Opened 7 years ago
Closed 2 years ago
#1028 closed Bug / Defect (wontfix)
iOS: PKCS5 error when prompted for the private key password (encrypted with OpenSSL 1.1)
Reported by: | Matteo13 | Owned by: | OpenVPN Inc. |
---|---|---|---|
Priority: | major | Milestone: | |
Component: | OpenVPN Connect | Version: | OpenVPN Connect for iOS v1.2.9 |
Severity: | Not set (select this one, unless your'e a OpenVPN developer) | Keywords: | easy-rsa openssl pkcs5 |
Cc: |
Description
The latest version of OpenVPN connect doesn't seem to be able to decrypt RSA/EC private keys.
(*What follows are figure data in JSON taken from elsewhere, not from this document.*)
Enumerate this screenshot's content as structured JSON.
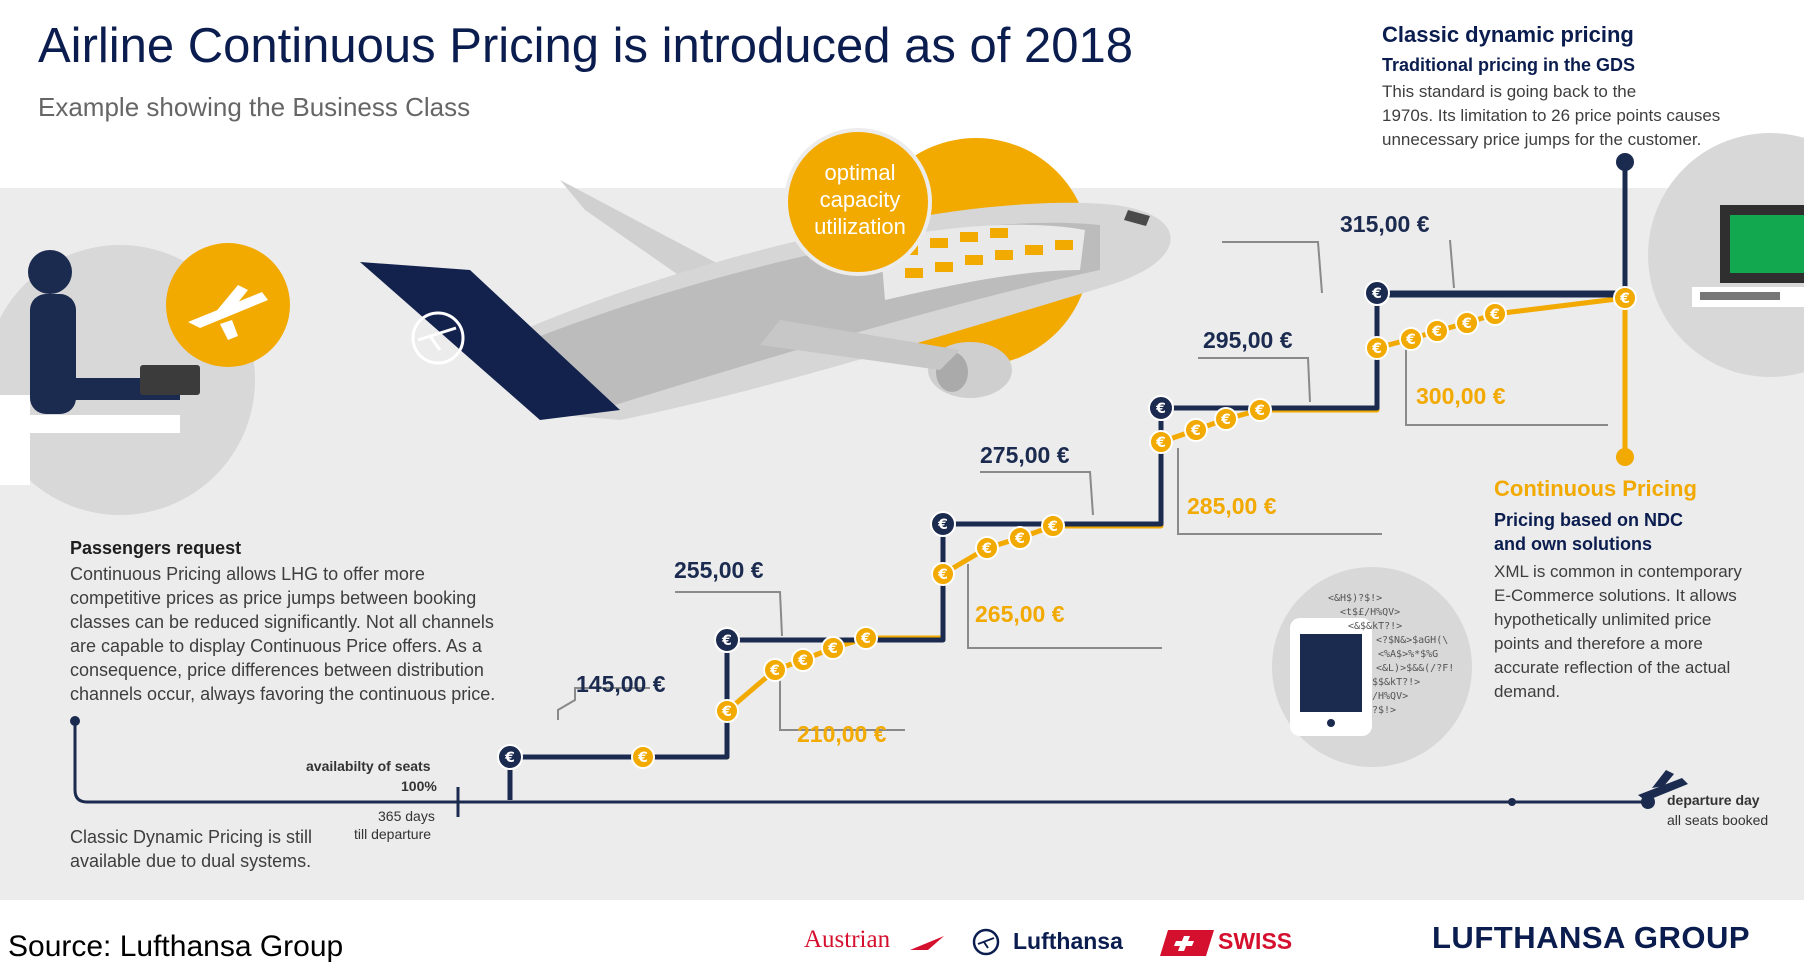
{
  "header": {
    "title": "Airline Continuous Pricing is introduced as of 2018",
    "subtitle": "Example showing the Business Class"
  },
  "classic": {
    "title": "Classic dynamic pricing",
    "subtitle": "Traditional pricing in the GDS",
    "body_line1": "This standard is going back to the",
    "body_line2": "1970s. Its limitation to 26 price points causes",
    "body_line3": "unnecessary price jumps for the customer."
  },
  "continuous": {
    "title": "Continuous Pricing",
    "subtitle_line1": "Pricing based on NDC",
    "subtitle_line2": "and own solutions",
    "body_line1": "XML is common in contemporary",
    "body_line2": "E-Commerce solutions. It allows",
    "body_line3": "hypothetically unlimited price",
    "body_line4": "points and therefore a more",
    "body_line5": "accurate reflection of the actual",
    "body_line6": "demand."
  },
  "passengers": {
    "title": "Passengers request",
    "body_line1": "Continuous Pricing allows LHG to offer more",
    "body_line2": "competitive prices as price jumps between booking",
    "body_line3": "classes can be reduced significantly. Not all channels",
    "body_line4": "are capable to display Continuous Price offers. As a",
    "body_line5": "consequence, price differences between distribution",
    "body_line6": "channels occur, always favoring the continuous price."
  },
  "dual_systems": {
    "line1": "Classic Dynamic Pricing is still",
    "line2": "available due to dual systems."
  },
  "circle_label": {
    "line1": "optimal",
    "line2": "capacity",
    "line3": "utilization"
  },
  "timeline": {
    "availability_line1": "availabilty of seats",
    "availability_line2": "100%",
    "days_line1": "365 days",
    "days_line2": "till departure",
    "departure_line1": "departure day",
    "departure_line2": "all seats booked"
  },
  "code_snippet": {
    "l1": "<&H$)?$!>",
    "l2": "<t$£/H%QV>",
    "l3": "<&$&kT?!>",
    "l4": "<?$N&>$aGH(\\",
    "l5": "<%A$>%*$%G",
    "l6": "<&L)>$&&(/?F!",
    "l7": "$$&kT?!>",
    "l8": "/H%QV>",
    "l9": "?$!>"
  },
  "chart_data": {
    "type": "line",
    "x_label": "",
    "y_unit": "€",
    "classic_prices": [
      "145,00 €",
      "255,00 €",
      "275,00 €",
      "295,00 €",
      "315,00 €"
    ],
    "continuous_prices": [
      "210,00 €",
      "265,00 €",
      "285,00 €",
      "300,00 €"
    ],
    "classic_values": [
      145,
      255,
      275,
      295,
      315
    ],
    "continuous_values": [
      210,
      265,
      285,
      300
    ]
  },
  "footer": {
    "source": "Source: Lufthansa Group",
    "logo_austrian": "Austrian",
    "logo_lufthansa": "Lufthansa",
    "logo_swiss": "SWISS",
    "logo_group": "LUFTHANSA GROUP"
  },
  "colors": {
    "navy": "#1b2a4f",
    "gold": "#f2a900",
    "band": "#ececec"
  },
  "icons": [
    "person-at-laptop-icon",
    "plane-icon",
    "tablet-icon",
    "computer-terminal-icon",
    "euro-coin-icon",
    "departing-plane-icon"
  ]
}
I'm importing the .ovpn with the embedded key starting with "-----BEGIN ENCRYPTED PRIVATE KEY-----".
I am being asked for a password but it's not accepted, here is the error:
EVENT: CORE_ERROR mbed TLS: error parsing config private key : PKCS5 - Requested encryption or digest alg not available [ERR]
I'm attaching two sample keys, password is "test"
Attachments (2)
Change History (8)
Changed 7 years ago by
Attachment: | ecpass.ovpn added |
---|
Changed 7 years ago by
Attachment: | rsapass.ovpn added |
---|
comment:1 Changed 7 years ago by
Resolution: | → fixed |
---|---|
Status: | new → closed |
comment:2 Changed 7 years ago by
Resolution: | fixed |
---|---|
Status: | closed → reopened |
I opened the issue because indeed version 1.2.9 did not work for me, I’m still getting the error. I also posted it on the forum https://forums.openvpn.net/viewtopic.php?f=36&t=25929
Also, I’m generating the PKI with easyrsa version 4.4, openssl 1.1, using this config:
set_var EASYRSA_ALGO ec set_var EASYRSA_CURVE secp384r1 set_var EASYRSA_DIGEST sha256
comment:4 Changed 7 years ago by
Status: | reopened → assigned |
---|---|
Summary: | iOS: PKCS5 error when prompted for the private key password → iOS: PKCS5 error when prompted for the private key password (encrypted with OpenSSL 1.1) |
comment:5 Changed 4 years ago by
Owner: | changed from Antonio Quartulli to OpenVPN Inc. |
---|
comment:6 Changed 2 years ago by
Resolution: | → wontfix |
---|---|
Status: | assigned → closed |
OpenVPN Inc does not want to receive any feedback for the "Connect"
OpenVPN clients via the community bug trackers (here and in GH issues).
Please resubmit - if still relevant - via https://support.openvpn.net/
this should finally be fixed with 1.2.9. Please test and re-open this ticket if needed.